Beppe Carletti e Augusto Daolio (attraverso una delle ultime interviste) ci raccontano cosa sono e cosa sono stati i Nomadi nel contesto italiano e in quel lembo di terra tra Reggio Emilia e Modena che ha sfornato altri grandi nomi come Ligabue, Cico e i Modena City Ramblers e Francesco Guccini. Tutti nomi presenti nel documentario, tutti intervistati dalla regista, Fedora Sasso (assieme ad altre pietre miliari come Caterina Caselli) per tracciare il ritratto di un’epoca e definire il futuro della band più longeva dopo i Rolling Stones.
Molte band o esperienze musicali nascono da un’amicizia, da un incontro perfetto avvenuto in un certo luogo. Pensiamo a Lennon e McCartney alla sagra di paese attorno alla chiesa di Woolton, sobborgo di Liverpool, nel luglio ’57. Pensiamo alla Foce di Genova, quartiere dove probabilmente personaggi come Paoli, Lauzi o Tenco non avrebbero avuto la sorte che conosciamo se non fossero stati amici dei fratelli Reverberi. Ecco, stavolta il luogo è Novellara, cittadina della bassa famosa per gli allevamenti e per i Nomadi che nascono proprio da uno di questi incontri magici: il creativo Augusto incontra il pragmatico Beppe. Sono all’opposto, sono complementari. L’uno è necessario all’altro per l’avventura che stanno per intraprendere, rappresentata nel film da due attori (Andrea Avanzi e Marco Santachiara) che, sempre di spalle, incarnano questa iconica amicizia. Beppe e Augusto affrontano balere, si fanno le ossa suonando e cantando: quando si incontrano, del resto, non sono che adolescenti. Ed è in questo humus culturale – e attraverso l’incontro con Francesco Guccini, ancora amico di Carletti con cui si diverte a parlare in dialetto – che nasce la personalità artistica dei Nomadi: il taglio contestatario di brani come Dio è morto, i concerti perpetui che rendono tautologico il nome del gruppo, la storia di Io Vagabondo, brano con testo di Alberto Salerno e oggi simbolo della band che però, a quanto pare, ha avuto un periodo di calo di popolarità ed è stato “resuscitato” da Rosario Fiorello attorno ai primi anni Duemila. Lo showman siciliano, intervistato, la considera un po’ la sua sigla personale.
Poi, la morte di Augusto e il periodo nero, a seguire, di Beppe. Ce lo raccontano anche i suoi figli (Davide ed Elena – quest’ultima è l’attuale sindaco di Novellara): perdere Augusto è stato per il tastierista come perdere un fratello.
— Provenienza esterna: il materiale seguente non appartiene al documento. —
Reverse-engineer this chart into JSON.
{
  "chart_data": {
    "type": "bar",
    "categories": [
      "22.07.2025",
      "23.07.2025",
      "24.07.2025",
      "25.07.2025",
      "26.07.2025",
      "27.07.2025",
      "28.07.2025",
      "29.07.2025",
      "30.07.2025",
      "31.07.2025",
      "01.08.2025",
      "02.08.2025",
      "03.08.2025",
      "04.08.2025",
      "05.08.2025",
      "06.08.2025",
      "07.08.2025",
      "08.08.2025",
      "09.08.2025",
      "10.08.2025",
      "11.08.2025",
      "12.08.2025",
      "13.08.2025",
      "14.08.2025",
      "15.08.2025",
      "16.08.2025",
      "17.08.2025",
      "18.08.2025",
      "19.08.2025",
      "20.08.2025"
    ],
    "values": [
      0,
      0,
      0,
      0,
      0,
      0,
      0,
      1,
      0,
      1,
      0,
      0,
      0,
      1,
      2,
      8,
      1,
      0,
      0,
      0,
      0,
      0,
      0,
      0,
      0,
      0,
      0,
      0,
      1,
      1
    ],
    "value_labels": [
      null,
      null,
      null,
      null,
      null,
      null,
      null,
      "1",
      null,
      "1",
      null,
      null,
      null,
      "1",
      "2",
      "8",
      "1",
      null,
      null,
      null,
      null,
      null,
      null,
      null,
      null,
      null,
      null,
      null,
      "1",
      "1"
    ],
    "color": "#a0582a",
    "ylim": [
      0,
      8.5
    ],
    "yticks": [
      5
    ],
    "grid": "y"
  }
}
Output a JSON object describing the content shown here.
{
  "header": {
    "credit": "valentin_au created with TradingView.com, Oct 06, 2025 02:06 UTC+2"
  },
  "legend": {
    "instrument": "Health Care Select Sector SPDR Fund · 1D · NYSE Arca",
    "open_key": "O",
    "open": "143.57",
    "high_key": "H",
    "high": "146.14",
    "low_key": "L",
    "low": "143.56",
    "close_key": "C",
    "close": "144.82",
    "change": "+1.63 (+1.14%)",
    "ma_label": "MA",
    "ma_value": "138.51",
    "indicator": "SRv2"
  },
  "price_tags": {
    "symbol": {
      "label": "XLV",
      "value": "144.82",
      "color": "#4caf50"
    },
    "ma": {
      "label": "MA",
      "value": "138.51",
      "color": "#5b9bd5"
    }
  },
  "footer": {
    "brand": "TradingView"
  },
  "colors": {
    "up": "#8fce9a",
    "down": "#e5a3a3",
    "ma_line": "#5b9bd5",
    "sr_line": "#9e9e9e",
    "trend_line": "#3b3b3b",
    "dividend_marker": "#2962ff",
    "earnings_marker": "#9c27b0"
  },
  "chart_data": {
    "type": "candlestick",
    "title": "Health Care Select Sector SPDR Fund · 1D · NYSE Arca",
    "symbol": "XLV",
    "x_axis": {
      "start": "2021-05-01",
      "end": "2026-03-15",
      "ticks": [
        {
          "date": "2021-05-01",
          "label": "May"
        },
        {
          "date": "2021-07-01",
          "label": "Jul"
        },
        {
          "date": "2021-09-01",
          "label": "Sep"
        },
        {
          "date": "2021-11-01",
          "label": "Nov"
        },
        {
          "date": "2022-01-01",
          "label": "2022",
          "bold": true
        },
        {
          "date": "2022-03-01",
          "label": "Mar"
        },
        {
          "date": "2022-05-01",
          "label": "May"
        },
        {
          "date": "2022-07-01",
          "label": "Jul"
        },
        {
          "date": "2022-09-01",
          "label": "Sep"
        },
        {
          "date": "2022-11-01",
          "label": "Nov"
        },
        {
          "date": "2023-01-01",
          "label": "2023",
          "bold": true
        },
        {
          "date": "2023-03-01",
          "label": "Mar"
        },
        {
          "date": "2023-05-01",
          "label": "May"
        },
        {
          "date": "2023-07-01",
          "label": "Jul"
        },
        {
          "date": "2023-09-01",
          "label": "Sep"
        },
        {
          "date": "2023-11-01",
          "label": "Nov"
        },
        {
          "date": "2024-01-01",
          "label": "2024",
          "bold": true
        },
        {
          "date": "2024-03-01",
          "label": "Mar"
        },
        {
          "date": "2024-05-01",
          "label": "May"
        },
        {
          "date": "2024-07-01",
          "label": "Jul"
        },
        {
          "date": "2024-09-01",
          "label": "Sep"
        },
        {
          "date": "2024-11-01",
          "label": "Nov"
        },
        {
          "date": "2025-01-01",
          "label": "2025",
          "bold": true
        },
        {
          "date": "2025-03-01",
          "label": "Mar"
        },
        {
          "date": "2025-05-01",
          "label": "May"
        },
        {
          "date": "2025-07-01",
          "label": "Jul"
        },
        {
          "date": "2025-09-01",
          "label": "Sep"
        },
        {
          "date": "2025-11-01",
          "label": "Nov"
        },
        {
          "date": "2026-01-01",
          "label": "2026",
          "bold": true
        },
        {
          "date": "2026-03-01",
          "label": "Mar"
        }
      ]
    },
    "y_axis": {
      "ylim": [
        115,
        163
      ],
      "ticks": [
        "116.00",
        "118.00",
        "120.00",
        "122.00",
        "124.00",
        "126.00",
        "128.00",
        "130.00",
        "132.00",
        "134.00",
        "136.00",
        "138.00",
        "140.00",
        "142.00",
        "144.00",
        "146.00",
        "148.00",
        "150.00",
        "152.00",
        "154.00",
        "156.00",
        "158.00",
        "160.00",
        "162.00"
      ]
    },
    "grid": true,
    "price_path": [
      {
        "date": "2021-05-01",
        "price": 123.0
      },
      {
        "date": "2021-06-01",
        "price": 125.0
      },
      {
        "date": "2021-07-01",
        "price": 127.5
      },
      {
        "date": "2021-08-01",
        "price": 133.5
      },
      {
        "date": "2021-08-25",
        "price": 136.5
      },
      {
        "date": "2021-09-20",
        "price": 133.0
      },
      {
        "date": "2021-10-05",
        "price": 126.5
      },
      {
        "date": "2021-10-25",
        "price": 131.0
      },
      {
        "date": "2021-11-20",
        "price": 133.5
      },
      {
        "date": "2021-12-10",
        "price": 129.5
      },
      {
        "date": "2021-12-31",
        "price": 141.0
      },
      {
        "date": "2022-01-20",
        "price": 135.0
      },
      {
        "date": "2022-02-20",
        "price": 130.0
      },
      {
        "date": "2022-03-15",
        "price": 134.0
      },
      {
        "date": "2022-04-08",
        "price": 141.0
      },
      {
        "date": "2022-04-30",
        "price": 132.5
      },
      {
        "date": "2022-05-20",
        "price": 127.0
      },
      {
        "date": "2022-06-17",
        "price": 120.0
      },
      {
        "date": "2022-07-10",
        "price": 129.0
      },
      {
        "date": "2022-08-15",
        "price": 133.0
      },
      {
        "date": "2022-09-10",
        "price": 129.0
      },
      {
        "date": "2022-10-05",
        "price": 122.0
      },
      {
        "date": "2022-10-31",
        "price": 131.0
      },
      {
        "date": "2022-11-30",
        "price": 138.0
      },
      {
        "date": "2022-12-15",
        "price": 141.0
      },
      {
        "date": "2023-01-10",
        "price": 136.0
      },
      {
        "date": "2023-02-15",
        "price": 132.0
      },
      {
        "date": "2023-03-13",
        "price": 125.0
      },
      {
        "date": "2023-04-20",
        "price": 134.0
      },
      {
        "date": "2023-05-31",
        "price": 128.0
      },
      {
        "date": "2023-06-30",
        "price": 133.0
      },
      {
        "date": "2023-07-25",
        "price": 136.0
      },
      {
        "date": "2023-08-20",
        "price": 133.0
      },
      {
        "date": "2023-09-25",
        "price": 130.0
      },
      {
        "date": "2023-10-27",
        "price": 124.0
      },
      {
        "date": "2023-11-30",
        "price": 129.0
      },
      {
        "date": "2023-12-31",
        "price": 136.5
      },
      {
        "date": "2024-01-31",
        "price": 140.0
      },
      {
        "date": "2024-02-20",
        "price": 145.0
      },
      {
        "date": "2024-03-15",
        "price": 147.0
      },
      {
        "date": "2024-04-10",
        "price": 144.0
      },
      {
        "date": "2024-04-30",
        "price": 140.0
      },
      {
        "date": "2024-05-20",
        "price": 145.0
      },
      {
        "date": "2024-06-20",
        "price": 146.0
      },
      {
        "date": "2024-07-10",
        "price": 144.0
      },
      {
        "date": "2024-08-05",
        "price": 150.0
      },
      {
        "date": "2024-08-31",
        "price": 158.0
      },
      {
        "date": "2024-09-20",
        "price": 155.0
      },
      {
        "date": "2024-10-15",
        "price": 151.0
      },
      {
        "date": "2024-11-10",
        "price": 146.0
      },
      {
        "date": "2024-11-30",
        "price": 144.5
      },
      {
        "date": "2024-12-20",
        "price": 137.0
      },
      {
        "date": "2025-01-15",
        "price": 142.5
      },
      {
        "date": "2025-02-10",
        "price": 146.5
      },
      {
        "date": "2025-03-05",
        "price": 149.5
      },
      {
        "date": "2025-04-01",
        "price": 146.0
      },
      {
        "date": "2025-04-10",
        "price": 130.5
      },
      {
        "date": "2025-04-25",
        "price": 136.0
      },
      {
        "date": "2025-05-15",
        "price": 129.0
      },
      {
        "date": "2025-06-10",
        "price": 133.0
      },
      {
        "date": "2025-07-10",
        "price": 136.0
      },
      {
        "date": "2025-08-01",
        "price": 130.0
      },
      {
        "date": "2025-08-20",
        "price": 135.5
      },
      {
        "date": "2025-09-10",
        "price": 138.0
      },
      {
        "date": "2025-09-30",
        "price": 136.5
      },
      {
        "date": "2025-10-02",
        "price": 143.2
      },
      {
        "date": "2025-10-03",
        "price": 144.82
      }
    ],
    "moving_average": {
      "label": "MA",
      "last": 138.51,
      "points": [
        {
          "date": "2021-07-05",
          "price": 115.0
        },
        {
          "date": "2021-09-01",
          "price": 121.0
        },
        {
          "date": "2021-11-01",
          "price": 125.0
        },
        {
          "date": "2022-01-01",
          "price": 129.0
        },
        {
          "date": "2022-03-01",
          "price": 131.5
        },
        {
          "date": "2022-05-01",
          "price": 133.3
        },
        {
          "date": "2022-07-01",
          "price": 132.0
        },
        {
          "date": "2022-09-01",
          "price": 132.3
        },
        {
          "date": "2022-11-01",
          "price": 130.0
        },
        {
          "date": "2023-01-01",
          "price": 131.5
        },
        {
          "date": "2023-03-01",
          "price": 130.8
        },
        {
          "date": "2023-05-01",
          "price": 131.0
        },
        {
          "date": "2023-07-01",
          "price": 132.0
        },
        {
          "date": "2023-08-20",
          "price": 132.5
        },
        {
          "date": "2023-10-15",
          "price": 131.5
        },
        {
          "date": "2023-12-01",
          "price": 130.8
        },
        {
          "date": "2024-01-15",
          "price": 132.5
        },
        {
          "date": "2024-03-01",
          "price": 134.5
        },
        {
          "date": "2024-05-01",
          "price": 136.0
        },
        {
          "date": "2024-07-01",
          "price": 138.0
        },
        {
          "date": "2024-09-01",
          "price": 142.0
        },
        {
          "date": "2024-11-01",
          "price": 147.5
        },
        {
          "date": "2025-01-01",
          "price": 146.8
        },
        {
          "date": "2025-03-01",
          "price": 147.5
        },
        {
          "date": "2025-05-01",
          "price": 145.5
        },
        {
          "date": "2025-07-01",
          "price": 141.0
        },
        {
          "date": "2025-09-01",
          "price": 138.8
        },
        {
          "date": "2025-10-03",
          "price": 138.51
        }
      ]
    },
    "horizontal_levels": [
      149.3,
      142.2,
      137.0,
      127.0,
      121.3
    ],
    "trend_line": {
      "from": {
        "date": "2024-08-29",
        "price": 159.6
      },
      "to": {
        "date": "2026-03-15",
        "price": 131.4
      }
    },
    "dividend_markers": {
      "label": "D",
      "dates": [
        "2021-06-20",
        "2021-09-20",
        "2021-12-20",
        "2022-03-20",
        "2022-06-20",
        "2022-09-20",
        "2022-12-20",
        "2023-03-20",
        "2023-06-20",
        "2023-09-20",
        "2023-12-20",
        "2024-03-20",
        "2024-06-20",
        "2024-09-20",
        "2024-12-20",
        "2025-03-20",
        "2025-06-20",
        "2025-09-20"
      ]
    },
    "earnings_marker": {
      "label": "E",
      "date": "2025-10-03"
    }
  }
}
Beppe però si rialza e, con la concretezza che lo contraddistingue, tiene la barra a dritta e traghetta i Nomadi nel nuovo millennio facendone la band più longeva dopo i Rolling Stones (“Aspettiamo che i Rolling Stones si sciolgano” scherza con il Presidente Mattarella che lo riceve al Quirinale nel luglio 2023). I tre cantanti dopo Augusto (Danilo Sacco, Cristian Turato, Yuri Cilloni) non saranno però mai soli al microfono e Carletti lo dice: “Augusto è ancora i Nomadi”. Quando in concerto viene mostrata la foto del frontman, il pubblico impazzisce.
La voce di Augusto. È forse questa la cosa più toccante del documentario: Beppe è presente (durante la proiezione al Biografilm, anche in sala) ma è presente anche Augusto. È presente la parte di Augusto che ha fatto storia: la voce. Stavolta però non sono le canzoni, ma un’intervista per la Rai – registrata nel 1989 per la trasmissione Lo specchio del cielo e recuperata da Fedora Sacco – a dare l’illusione che il cantante non se ne sia veramente mai andato. Ed è una lunga intervista nella quale Daolio, morto per cancro ai polmoni nel 1992, racconta della band, di Novellara, delle proprie idee, della contestazione e di Beppe. Un controcanto toccante da un’altra dimensione.